Yandex Search Algorithm Palekh Announced Today

Earlier today in Russia, the local leading search engine, Yandex announced a new search algorithm called “Palekh.” This new Yandex search algorithm is aimed at improving how Yandex handles long-tail search queries by better understanding the meaning behind every query.  Similar to the way Yandex has named its other search algorithms after Russian cities, Palekh is named after the city because of the fire bird on its coat of arms that has a long tail.

Long tail search queries are categorized by searches with several words that can often describe something when a user doesn’t know the exact phrase or word but wants the search engine to produce those results. For instance, writing a description of a movie without knowing the title like “a movie about a guy growing potatoes on some planet.”

Yandex handles over 100 million long tail search queries per day, which is roughly 40% of all the queries.  The new Yandex search algorithm Palekh will improve how Yandex produces search results by using neural networks to understand the queries better instead of looking for similar words. Yandex will be using  neural networks as one of 1500 ranking factors. Yandex taught its neural networks to see the connections between a query and a document even if they don’t contain common words.

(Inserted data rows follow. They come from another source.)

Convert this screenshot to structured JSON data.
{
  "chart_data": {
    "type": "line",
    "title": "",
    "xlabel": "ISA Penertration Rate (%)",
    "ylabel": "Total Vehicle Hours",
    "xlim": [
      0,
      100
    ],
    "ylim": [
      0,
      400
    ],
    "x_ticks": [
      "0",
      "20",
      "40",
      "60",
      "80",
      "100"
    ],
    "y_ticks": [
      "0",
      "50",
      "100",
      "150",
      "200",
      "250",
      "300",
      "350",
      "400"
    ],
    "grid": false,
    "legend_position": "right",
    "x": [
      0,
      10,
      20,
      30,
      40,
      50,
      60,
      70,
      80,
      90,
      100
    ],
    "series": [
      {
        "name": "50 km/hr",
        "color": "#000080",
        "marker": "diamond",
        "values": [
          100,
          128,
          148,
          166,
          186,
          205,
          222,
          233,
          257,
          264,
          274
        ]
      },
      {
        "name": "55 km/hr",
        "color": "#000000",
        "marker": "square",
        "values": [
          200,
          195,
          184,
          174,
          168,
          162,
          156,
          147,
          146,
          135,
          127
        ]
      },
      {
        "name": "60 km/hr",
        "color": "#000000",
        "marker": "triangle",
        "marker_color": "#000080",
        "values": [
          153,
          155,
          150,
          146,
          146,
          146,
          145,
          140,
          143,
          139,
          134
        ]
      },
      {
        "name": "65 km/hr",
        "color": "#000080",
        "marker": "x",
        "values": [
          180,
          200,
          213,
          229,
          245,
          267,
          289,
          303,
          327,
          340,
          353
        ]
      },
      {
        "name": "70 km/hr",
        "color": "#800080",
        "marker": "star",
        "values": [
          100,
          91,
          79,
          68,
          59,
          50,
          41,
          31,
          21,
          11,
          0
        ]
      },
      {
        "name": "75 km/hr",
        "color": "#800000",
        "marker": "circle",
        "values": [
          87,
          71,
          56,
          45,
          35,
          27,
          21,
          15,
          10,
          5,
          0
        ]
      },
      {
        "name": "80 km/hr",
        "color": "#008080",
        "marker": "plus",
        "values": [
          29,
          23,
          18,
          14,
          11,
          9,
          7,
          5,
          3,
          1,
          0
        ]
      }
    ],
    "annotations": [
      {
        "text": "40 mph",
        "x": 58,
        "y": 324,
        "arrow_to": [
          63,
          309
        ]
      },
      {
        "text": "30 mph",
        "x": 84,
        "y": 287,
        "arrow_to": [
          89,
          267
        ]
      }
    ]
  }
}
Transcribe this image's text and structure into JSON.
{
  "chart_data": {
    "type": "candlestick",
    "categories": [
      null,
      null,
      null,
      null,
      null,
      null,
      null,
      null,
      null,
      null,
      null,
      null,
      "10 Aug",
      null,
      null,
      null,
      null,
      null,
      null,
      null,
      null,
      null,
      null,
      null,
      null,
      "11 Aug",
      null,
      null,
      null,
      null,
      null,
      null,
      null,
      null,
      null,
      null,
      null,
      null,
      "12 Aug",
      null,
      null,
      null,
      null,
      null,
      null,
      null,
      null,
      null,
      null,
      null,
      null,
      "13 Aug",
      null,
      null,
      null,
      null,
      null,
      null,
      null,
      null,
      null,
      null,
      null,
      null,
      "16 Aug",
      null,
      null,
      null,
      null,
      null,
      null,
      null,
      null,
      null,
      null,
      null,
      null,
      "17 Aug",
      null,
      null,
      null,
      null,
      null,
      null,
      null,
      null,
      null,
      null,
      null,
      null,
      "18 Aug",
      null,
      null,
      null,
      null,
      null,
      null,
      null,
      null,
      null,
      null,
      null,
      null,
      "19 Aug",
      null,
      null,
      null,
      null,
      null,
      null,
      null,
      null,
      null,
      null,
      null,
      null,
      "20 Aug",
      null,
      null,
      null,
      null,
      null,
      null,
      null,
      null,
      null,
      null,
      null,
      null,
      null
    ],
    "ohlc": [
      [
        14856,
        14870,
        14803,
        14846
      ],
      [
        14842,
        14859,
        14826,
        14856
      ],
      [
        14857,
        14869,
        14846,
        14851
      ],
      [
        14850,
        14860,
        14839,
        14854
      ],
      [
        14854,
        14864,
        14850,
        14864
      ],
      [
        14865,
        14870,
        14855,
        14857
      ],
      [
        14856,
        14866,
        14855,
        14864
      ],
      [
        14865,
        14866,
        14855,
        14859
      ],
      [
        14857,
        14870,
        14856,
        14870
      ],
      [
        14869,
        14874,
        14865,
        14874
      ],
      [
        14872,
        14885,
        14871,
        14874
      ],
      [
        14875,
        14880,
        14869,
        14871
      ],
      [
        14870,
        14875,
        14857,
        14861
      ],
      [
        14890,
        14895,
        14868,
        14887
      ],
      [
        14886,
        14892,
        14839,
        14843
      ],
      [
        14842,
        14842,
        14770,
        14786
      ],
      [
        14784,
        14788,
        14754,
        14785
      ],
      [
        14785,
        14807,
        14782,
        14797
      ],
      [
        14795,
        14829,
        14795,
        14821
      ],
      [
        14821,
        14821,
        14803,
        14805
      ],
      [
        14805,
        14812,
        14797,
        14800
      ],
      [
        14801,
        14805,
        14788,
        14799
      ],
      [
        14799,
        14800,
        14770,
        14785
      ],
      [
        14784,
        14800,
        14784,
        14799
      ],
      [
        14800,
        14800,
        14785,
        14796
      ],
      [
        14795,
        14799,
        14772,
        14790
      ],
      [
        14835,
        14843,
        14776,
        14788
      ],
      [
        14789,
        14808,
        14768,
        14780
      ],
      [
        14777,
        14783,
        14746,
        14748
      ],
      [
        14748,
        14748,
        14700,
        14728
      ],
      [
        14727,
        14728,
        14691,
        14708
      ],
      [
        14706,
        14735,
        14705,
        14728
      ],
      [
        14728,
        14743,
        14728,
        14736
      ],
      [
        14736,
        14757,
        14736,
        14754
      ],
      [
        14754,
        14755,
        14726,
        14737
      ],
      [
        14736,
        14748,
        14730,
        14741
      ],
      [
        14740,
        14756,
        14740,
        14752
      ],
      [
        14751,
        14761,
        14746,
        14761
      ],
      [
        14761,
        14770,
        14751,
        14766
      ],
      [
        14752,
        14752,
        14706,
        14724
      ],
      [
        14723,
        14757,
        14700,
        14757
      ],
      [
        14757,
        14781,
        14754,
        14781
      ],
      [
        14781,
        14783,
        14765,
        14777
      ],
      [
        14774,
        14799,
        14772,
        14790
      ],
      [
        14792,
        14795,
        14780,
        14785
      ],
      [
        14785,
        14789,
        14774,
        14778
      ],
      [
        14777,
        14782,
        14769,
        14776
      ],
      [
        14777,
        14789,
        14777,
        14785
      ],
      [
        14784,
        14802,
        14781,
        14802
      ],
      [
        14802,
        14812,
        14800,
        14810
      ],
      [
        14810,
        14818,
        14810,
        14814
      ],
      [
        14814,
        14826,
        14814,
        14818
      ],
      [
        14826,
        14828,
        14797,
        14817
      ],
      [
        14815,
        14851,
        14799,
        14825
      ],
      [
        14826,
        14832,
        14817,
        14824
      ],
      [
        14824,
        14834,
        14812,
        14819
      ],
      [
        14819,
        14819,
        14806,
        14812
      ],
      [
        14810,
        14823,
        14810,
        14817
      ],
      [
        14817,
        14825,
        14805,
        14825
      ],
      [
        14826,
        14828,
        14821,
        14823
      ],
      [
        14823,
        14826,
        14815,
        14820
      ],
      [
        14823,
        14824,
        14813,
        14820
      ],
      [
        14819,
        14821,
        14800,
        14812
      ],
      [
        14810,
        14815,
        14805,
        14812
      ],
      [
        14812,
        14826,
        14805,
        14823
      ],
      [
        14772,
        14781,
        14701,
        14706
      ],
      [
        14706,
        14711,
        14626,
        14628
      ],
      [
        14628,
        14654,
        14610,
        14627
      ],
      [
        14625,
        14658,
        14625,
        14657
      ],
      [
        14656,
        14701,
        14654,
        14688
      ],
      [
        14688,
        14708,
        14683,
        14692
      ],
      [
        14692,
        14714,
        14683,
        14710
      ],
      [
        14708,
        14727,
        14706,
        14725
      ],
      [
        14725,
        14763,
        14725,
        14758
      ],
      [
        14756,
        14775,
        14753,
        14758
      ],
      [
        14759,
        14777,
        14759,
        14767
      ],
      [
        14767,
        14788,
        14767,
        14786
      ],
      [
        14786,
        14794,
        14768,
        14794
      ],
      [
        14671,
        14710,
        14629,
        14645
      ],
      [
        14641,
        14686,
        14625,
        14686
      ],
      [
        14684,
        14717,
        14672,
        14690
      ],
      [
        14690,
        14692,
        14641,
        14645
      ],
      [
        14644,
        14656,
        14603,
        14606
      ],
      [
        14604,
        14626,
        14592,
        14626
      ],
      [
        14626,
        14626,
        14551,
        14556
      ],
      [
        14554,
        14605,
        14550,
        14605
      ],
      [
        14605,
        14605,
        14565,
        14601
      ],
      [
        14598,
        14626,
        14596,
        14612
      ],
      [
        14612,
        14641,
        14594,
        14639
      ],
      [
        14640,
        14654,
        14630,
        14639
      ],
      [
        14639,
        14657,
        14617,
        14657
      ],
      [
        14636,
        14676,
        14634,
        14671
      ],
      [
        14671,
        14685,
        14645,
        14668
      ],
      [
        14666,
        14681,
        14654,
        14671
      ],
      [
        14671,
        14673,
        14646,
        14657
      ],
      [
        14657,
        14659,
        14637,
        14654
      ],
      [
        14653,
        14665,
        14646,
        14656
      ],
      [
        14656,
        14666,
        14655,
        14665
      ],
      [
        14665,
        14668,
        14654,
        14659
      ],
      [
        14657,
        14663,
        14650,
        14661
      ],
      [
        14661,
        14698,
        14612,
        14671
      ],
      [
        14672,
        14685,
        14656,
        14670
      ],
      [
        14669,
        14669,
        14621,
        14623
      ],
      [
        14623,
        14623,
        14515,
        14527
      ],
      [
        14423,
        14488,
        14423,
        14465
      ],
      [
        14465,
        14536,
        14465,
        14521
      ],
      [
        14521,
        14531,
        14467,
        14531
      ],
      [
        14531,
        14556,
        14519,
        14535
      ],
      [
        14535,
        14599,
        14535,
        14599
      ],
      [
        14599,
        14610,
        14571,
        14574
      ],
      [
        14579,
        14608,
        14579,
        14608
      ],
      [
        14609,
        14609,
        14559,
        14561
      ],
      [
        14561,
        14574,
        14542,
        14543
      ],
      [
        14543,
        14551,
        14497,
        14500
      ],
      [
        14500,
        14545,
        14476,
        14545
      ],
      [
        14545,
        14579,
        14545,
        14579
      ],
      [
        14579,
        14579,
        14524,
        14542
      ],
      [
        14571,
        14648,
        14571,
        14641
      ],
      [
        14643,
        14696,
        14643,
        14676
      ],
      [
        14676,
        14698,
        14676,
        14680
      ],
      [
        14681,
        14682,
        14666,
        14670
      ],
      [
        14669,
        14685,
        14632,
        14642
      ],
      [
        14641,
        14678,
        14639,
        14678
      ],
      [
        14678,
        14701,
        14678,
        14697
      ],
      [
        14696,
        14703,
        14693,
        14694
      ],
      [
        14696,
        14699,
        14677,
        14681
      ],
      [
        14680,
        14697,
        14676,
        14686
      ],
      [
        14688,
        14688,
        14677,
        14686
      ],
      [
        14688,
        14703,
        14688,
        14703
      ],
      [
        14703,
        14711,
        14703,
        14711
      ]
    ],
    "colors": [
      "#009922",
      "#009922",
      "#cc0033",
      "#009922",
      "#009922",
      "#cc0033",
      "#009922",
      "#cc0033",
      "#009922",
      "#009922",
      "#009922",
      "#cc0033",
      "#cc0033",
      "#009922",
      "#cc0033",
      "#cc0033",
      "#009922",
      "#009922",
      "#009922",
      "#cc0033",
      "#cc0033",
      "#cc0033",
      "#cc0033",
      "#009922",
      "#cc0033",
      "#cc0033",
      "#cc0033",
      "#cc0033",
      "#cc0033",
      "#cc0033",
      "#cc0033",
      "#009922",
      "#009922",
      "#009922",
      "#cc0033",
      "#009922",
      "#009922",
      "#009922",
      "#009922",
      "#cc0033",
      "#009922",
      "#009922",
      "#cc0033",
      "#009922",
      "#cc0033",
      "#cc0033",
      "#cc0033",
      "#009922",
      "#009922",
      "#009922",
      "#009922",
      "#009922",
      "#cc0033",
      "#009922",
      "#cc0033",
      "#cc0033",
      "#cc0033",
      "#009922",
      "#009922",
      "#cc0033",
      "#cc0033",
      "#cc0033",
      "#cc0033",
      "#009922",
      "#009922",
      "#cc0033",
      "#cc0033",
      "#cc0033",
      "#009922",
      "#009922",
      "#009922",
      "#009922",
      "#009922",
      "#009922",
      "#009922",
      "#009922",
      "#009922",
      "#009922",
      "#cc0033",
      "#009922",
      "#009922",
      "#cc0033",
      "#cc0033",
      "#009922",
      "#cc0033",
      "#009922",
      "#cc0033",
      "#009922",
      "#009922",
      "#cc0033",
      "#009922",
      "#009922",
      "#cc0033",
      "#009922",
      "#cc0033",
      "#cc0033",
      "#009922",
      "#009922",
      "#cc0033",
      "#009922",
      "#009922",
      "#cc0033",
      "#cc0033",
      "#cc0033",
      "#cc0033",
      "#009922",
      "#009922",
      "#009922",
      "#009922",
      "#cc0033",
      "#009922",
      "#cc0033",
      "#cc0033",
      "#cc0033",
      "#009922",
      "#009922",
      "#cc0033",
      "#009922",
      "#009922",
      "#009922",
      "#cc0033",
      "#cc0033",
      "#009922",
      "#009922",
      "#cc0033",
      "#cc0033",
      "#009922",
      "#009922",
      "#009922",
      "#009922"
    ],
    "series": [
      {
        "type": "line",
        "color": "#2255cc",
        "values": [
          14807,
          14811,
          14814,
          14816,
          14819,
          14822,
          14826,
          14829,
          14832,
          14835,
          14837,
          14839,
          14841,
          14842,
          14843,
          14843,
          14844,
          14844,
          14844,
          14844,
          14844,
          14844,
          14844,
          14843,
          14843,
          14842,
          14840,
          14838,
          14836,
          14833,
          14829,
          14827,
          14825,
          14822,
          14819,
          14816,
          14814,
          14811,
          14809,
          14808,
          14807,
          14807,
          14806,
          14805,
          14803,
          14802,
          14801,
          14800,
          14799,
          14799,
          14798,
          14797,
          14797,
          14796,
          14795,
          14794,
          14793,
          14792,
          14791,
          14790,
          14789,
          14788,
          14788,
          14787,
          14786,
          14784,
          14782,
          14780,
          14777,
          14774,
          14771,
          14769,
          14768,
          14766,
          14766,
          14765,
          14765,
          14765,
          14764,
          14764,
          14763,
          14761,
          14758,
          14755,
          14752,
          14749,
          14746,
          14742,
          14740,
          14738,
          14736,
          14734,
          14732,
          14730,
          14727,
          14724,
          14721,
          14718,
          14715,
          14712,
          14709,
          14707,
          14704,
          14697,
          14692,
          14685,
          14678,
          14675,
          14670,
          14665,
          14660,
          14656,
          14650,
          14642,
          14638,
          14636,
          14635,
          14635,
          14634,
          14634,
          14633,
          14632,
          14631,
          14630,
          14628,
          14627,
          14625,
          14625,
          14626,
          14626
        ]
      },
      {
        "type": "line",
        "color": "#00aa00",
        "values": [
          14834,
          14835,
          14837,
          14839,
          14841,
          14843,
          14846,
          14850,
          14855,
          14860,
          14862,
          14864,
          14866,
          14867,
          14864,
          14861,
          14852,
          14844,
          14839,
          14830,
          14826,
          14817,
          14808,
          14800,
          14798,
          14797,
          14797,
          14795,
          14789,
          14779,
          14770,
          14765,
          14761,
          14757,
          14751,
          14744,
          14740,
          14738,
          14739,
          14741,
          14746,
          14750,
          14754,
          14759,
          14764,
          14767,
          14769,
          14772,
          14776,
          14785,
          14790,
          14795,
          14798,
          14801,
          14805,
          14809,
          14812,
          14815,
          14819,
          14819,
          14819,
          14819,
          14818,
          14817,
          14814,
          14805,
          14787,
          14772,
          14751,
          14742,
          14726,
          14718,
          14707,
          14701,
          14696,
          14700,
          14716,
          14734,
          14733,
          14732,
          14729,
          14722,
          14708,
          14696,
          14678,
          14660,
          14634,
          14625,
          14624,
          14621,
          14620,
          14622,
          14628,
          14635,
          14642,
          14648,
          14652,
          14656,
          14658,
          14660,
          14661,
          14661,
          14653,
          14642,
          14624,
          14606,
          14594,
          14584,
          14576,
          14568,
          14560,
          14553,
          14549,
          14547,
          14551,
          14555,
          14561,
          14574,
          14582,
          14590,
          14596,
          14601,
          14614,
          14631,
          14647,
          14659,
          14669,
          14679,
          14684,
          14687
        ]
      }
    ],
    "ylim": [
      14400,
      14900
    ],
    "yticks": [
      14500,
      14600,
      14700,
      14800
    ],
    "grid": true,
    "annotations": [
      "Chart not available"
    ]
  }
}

This is done by converting the words from billions of search queries into numbers (with groups of 300 each) and putting them in 300-dimensional space – now every document has its own vector in that space.  If the numbers of a query and numbers of a document are near each other in that space, then the result is relevant. This technology is called a “semantic vector” that  helps Yandex understand the meaning behind every query and not just look for similar words. In addition to this, other targets such as long click prediction, CTR, and “click or not click” models are also teaching the neural network.

Yandex plans to use this technology in the future and teach it to see not only headlines of documents but also their texts.